Images and multimodal: see and create
Goal. Use ChatGPT both ways with images — have it interpret a figure or photo you upload, and generate a diagram or illustration from a description.
Generate a clean, labelled schematic of the central dogma (DNA → RNA → protein) suitable for a lecture slide: simple, high-contrast, with arrows and labels. Then suggest a one-line caption.
Send this to generate an image. To go the other way, upload a photo of a gel or a chart and ask "what does this figure show, and what stands out?" — that uses ChatGPT's vision to read the image.
- 1Generate from a description. Describe the image you want — content, style, and where it'll be used (slide, poster, figure). Iterate: "make the arrows thicker", "remove the background".
- 2Interpret what you upload (vision). Attach a photo, chart, gel, or microscopy image and ask ChatGPT to describe or interpret it. Good for a first read; not a substitute for your own quantification.
- 3Stay honest about generated images. AI-generated figures are illustrations, not data.

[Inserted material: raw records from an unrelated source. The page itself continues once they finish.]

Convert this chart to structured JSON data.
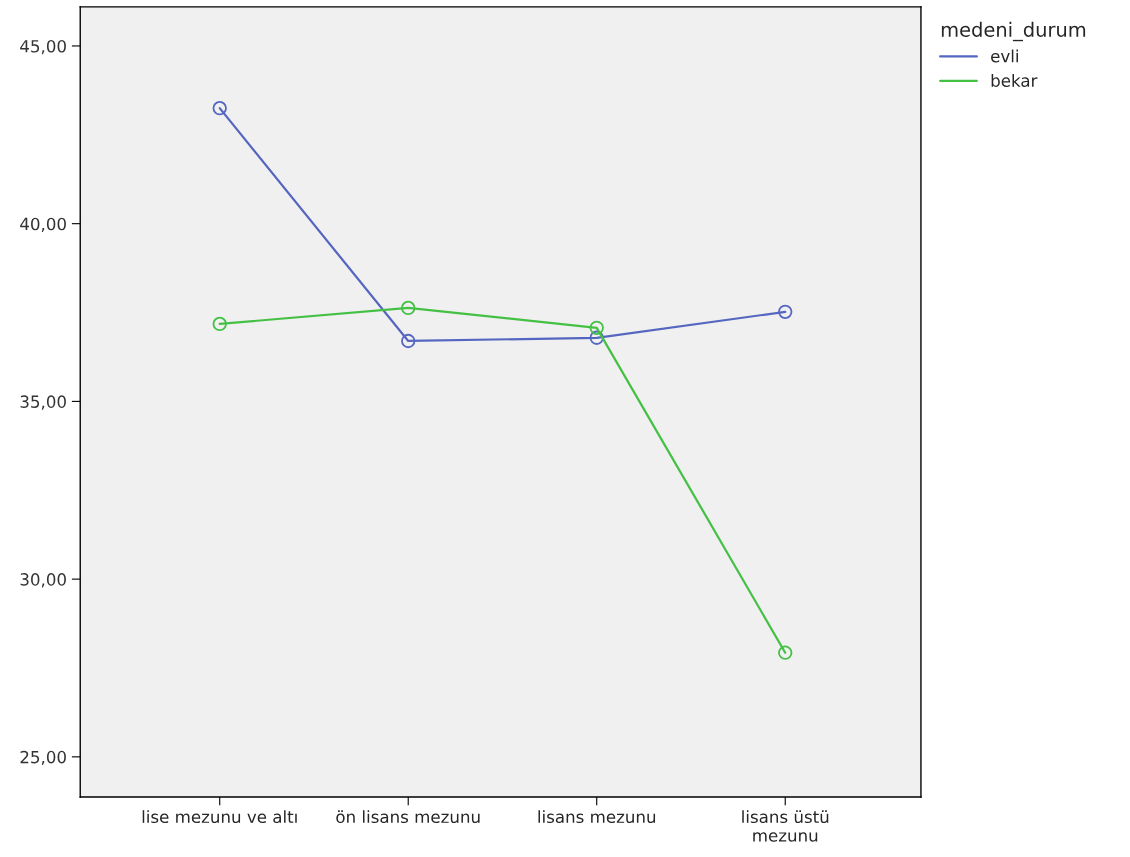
{
  "chart_data": {
    "type": "line",
    "categories": [
      "lise mezunu ve altı",
      "ön lisans mezunu",
      "lisans mezunu",
      "lisans üstü\nmezunu"
    ],
    "series": [
      {
        "name": "evli",
        "color": "#5566c0",
        "values": [
          43.25,
          36.7,
          36.79,
          37.52
        ]
      },
      {
        "name": "bekar",
        "color": "#44c044",
        "values": [
          37.18,
          37.63,
          37.07,
          27.93
        ]
      }
    ],
    "ylim": [
      23.87,
      46.1
    ],
    "yticks": [
      {
        "value": 25,
        "label": "25,00"
      },
      {
        "value": 30,
        "label": "30,00"
      },
      {
        "value": 35,
        "label": "35,00"
      },
      {
        "value": 40,
        "label": "40,00"
      },
      {
        "value": 45,
        "label": "45,00"
      }
    ],
    "legend_title": "medeni_durum",
    "legend": "top right",
    "marker": "circle",
    "line_style": "solid",
    "grid": false
  }
}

Never present a generated image as an experimental result.
You'll see. A labelled schematic created from your description, and — when you upload one — a plain-language read of a figure or photo.
Cost. Image generation and vision both work on the free tier but are limited (slower, fewer images). Plus gives more and higher-quality image creation; Pro gives unlimited, faster generation.
Takeaway. ChatGPT is multimodal both directions — it can read images you upload and create new ones — but generated images are illustrations, never data.